Although chancellor George Osborne did not mention fuel duty in his Autumn Statement yesterday (25 November), effectively maintaining the status quo that has meant no duty rises in five years, this looks likely to end next April.

Within the Spending Review document is a forecast that fuel duty revenue will increase by £2.3bn from 2015/16’s level of £27.4bn to £29.7bn in 2020/21.

The Office for Budget Responsibility (OBR) has confirmed this is based on "the assumption" that standard government policy is to uprate fuel duty rates in line with the Retail Price Index (RPI) inflation each year from April 2016. In the absence of a statement to the contrary from the chancellor - who cancelled the increase due for September 2015 in his July Budget - fuel duty will begin to increase from April next year.

The OBR has also forecast in the document that RPI will increase from 1% presently to 3.2% by 2020/21.

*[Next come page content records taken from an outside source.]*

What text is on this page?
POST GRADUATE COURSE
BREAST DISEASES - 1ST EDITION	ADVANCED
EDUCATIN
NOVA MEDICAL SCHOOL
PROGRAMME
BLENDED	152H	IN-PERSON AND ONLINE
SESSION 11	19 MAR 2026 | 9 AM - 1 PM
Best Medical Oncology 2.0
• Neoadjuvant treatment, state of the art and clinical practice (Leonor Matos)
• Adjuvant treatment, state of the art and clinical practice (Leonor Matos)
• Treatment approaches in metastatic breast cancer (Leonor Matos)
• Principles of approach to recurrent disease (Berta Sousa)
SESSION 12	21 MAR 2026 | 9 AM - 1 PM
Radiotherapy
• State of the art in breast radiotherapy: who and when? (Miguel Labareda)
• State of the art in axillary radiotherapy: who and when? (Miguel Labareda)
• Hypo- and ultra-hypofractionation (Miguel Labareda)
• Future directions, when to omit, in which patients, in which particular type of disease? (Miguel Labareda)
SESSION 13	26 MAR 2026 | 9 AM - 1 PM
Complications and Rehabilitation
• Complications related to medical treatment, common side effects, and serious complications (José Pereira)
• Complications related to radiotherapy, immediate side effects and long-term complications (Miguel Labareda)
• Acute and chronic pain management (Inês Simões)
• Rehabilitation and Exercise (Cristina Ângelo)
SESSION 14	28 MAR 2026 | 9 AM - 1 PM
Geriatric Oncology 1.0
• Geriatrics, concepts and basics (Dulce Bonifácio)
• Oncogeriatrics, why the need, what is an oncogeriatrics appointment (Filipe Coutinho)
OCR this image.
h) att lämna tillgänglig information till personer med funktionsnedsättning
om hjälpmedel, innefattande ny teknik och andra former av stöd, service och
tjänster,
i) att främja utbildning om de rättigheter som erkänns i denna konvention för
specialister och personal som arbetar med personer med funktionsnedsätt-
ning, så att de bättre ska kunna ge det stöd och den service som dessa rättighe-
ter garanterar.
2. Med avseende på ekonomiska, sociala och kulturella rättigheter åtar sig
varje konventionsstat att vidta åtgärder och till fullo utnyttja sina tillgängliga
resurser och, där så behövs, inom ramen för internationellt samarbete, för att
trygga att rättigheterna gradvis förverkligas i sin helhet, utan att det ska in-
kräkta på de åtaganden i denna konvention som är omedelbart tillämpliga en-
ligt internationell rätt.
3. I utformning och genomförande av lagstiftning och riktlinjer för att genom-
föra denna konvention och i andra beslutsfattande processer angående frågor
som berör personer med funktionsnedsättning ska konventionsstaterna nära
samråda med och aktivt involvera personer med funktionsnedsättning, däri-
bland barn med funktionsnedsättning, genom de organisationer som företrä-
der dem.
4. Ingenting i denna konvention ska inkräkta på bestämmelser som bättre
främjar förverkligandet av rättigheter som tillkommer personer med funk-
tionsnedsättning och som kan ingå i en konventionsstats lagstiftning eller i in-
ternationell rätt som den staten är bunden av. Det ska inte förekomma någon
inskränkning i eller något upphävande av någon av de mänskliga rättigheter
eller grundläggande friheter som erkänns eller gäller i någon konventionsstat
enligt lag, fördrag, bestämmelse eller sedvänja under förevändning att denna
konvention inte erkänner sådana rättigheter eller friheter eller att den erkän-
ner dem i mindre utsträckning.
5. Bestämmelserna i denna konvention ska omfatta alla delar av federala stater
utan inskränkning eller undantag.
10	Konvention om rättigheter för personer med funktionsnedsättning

Howard Cox, head of the FairFuelUK campaign, said: “The bucket loads of independent economic evidence in front of the chancellor indisputably shows falling pump prices increase consumer spending.

“And yet, he will ignore all of that and stupidly intends to put up duty in 2016 by RPI and bring the fruitful 5-year freeze to an end.”

Cox said the UK already levied the most punitive fuel tax in continental Europe. “Putting it up in a time of low inflation is economic suicide and will madden businesses and drivers in their millions and put fiscal growth at colossal peril,” he added.